Polynomial functions are expressions that consist of variables, coefficients, and exponents arranged in terms. For example, the given function in the exercise, \( h(x) = 4x^4 - 3x^2 + 3x - 1 \), is a polynomial function of degree 4 because the highest power of the variable \( x \) is 4.
Here are some characteristics of polynomial functions:

• The coefficients (such as 4, -3, 3, and -1) are real numbers.
• The exponents of the variable \( x \) are non-negative integers.
• Polynomial functions are continuous and smooth, meaning they have no breaks or sharp corners in their graphs.

Understanding polynomial functions is crucial for solving and simplifying algebraic equations efficiently.

The substitution method involves replacing a variable with a given value. In this exercise, we are asked to find \( h\big(\frac{1}{2}\big) \).
This means we will substitute \( x = \frac{1}{2} \) into the function \( h(x) = 4x^4 - 3x^2 + 3x - 1 \) and then simplify.
Here’s a step-by-step overview:

• Identify the function and the given value (in this case, \( x = \frac{1}{2} \)).
• Replace every occurrence of the variable in the function with the given value.
• Simplify the resulting expression to find the value of the function at that specific point.
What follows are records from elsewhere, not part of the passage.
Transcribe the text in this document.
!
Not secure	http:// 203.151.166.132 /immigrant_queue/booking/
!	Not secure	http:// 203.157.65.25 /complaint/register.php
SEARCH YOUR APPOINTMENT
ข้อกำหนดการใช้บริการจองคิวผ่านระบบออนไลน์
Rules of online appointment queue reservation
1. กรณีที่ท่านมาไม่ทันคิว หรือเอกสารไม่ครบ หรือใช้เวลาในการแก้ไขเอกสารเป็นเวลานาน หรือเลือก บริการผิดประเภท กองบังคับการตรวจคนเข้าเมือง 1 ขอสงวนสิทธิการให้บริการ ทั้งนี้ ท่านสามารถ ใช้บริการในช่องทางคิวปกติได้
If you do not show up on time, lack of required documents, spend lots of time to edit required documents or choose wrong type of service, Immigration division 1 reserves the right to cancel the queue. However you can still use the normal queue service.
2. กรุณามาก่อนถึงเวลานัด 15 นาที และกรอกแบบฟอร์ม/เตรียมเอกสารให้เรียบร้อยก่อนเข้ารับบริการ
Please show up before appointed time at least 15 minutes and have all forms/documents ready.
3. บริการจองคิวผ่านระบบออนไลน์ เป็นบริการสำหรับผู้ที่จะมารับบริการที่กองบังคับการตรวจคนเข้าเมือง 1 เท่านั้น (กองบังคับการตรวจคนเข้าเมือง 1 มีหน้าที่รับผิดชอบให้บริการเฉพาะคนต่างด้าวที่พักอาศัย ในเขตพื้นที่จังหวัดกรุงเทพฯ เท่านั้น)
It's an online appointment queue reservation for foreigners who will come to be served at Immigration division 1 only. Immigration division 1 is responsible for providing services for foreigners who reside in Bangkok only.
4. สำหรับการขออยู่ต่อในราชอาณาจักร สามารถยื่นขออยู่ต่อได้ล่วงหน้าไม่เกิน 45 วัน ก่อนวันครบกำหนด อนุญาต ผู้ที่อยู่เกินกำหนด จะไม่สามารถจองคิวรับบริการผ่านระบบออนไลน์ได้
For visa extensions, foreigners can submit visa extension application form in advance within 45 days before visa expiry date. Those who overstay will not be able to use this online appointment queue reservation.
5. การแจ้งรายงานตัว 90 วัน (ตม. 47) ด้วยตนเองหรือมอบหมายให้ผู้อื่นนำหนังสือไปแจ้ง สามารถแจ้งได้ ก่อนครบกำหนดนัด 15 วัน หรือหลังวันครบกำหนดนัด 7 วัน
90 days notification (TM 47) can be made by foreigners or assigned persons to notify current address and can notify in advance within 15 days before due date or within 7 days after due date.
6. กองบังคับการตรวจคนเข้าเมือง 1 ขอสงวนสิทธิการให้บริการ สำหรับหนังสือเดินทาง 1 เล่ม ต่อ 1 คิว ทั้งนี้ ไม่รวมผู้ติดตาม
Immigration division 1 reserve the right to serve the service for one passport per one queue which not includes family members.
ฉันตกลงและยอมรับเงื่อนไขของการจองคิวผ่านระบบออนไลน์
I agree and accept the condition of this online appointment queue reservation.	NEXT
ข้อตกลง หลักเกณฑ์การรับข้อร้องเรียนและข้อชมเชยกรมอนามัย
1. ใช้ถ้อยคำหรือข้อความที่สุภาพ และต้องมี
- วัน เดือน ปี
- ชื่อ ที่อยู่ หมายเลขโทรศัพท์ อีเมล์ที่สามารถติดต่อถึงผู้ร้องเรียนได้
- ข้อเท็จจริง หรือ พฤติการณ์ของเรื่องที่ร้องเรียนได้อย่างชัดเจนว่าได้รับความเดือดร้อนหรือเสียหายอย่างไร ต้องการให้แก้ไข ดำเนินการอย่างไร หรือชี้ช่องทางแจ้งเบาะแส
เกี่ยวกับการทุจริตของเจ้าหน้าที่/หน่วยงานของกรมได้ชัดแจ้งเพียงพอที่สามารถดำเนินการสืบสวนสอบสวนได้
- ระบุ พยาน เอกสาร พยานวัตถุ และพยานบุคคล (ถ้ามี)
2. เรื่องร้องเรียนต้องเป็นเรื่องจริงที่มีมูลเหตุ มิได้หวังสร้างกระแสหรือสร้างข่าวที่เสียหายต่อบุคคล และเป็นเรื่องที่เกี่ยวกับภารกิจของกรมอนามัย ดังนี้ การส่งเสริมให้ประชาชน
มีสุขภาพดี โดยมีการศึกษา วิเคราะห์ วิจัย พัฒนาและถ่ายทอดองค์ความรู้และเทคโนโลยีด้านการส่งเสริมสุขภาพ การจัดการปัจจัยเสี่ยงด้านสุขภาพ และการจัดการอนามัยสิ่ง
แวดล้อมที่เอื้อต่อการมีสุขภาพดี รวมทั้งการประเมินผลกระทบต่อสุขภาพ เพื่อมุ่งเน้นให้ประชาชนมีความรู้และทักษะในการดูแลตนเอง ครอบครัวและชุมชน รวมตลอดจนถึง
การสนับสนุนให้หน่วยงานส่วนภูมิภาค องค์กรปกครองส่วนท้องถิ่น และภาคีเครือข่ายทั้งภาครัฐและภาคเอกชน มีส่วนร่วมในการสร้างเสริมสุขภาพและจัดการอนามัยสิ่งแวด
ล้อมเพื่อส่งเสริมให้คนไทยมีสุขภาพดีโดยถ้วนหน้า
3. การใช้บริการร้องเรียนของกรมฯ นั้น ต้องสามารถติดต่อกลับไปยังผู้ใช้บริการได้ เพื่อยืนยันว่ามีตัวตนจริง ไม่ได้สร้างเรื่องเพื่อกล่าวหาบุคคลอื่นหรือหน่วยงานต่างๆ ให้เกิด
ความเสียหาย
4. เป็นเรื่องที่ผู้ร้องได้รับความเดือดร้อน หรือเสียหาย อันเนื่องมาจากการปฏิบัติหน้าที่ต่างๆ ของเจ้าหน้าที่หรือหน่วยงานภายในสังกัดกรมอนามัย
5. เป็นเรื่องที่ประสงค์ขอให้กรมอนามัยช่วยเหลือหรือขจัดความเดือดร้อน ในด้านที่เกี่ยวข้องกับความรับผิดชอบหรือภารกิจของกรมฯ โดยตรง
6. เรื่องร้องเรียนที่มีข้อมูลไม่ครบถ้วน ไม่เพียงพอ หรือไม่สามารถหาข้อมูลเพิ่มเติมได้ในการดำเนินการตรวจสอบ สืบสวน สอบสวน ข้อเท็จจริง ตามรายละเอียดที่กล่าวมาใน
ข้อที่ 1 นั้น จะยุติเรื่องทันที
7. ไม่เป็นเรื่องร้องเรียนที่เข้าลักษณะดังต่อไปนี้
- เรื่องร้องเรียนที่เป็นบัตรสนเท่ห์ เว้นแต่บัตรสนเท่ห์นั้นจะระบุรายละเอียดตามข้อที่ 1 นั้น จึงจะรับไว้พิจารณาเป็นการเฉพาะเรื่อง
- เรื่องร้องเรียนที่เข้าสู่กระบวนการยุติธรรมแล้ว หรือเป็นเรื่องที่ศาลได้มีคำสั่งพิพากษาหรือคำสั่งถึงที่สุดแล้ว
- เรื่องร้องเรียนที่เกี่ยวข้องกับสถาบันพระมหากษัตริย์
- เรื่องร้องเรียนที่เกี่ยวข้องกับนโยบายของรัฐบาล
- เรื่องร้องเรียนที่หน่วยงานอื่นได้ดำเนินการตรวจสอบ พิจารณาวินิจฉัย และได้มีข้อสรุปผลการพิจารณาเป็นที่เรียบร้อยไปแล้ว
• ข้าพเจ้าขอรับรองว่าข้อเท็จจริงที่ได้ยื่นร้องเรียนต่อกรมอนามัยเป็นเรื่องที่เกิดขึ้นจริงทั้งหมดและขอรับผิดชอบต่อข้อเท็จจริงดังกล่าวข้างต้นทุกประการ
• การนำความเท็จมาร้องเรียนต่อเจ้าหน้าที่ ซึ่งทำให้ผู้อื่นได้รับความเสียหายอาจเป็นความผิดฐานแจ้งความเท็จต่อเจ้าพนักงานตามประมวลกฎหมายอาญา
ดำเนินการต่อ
This method is straightforward and particularly useful for evaluating functions at specific values.

Simplifying expressions is the process of performing arithmetic operations to reduce an expression to its simplest form. After substituting \( x = \frac{1}{2} \) in the function, the expression \( 4 \big(\frac{1}{2}\big)^4 - 3 \big(\frac{1}{2}\big)^2 + 3 \big(\frac{1}{2}\big) - 1 \) needs to be simplified.
Follow these steps for simplification:

• Calculate each term individually (e.g., \( \big(\frac{1}{2}\big)^4 = \frac{1}{16} \)).
• Apply the coefficients to these calculated values (e.g., \( 4 \times \frac{1}{16} = \frac{1}{4} \)).
• Combine like terms by finding a common denominator, if necessary.
• Simplify the final expression to get the evaluated result (in this case, it simplifies to 0).

Through simplification, we avoid complex fractions and get a clear, final value.

Rational numbers are numbers that can be expressed as the ratio of two integers, where the denominator is not zero. Examples include fractions like \( \frac{1}{2} \) or whole numbers like 4 (which can be written as \( \frac{4}{1} \)).
In this exercise, we work extensively with rational numbers while evaluating and simplifying the function. For instance, \( \big(\frac{1}{2}\big)^4 = \frac{1}{16} \) and similarly:\[ -3 \times \frac{1}{4} = -\frac{3}{4} \]

Some key points about rational numbers include:
• They can be positive, negative, or zero.
• They are closed under addition, subtraction, multiplication, and division (except by zero).
• Their decimal representation either terminates or repeats.

Understanding rational numbers is key for performing arithmetic operations involved in function evaluation and simplification.